Calculations show that our Sun will likely experience four of these pulses near the end of its life.
After being wracked by these pulses, the Sun will calm down. The Sun, for all intents and purposes, is dead. Or at least in a coma.
The pulses have shed its outer layers, and it's now a white dwarf. This white dwarf will only contain about 50 percent of the Sun's original mass.
The Sun is dead because there's no fusion anymore. As a white dwarf, it emits only stored energy. It's made up of densely-packed electron-degenerate matter, and no fusion can take place.
But it's still shining, and the energy it emits strikes the layers of gas it shed during its thermal pulses, ionizing the gas and lighting it up. Our Sun will then be a planetary nebula. And that brings us back to NGC 5307.
NGC 5307 is a glimpse forward to the end of the Sun's life. Just like NGC 5307, our Sun will one day, billions of years from now, be only a remnant of its former glory as a life-giving ball of plasma.
Despite the planetary nebula name, there will be no planets nearby. It will have destroyed them during its expansions. There will only be the gas.
But even the gas will eventually be gone. It'll move away from the star and cool. After about 10,000 years as a planetary nebula, the former Sun will persist as a feeble white dwarf for trillions of years.
After that, according to theory, the Sun will become a black dwarf.
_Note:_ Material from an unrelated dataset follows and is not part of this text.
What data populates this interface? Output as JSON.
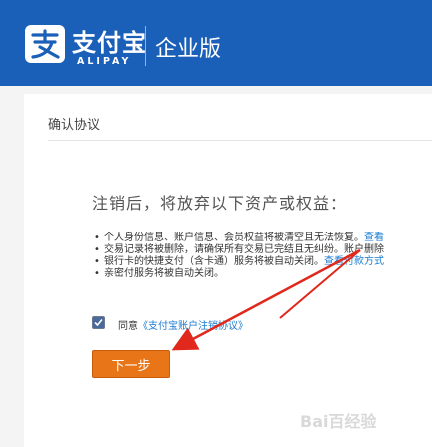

It will have cooled completely and emit no energy. This is theoretical because no black dwarfs have been observed. In fact, it takes longer for a star to evolve to this hypothetical black dwarf state than the age of the Universe itself so far.
The expelled gas from the planetary nebula still has a role to play. Throughout the chaos of the Sun's latter stages of evolution, it produced elements heavier than hydrogen and helium through stellar nucleosynthesis.
These elements, called metals in astronomy, will be sent out into space and taken up in another stellar formation process. They'll enrich the next star to be born, and the next planets that might form around this future star.
The name planetary nebula is a misnomer from earlier days in astronomy. They're not related to planets in any way. But some of the first observers of these stellar remnants, with the telescopes available to them at the time, saw the rounded shapes and assumed they were planets.
Now we know that's not true. We now recognize them for what they are. Each one of these nebulae is like a snapshot summing up the billions of years it took to reach this state. And though it will never be observed by human eyes (probably) this is the eventual fate of our Sun.
Note to Readers:
There is an enormous amount of detail in the life and eventual death of a star. When we say something like "fusing hydrogen into helium releases heat" there's a lot more to it, and a lot more than can fit into one article.
If you want to know more about stars, I recommend The Life and Death of Stars (2013) by Kenneth R. Lang. Lang is a Professor of Astronomy at Tufts University, and he does an excellent job of explaining all things stellar.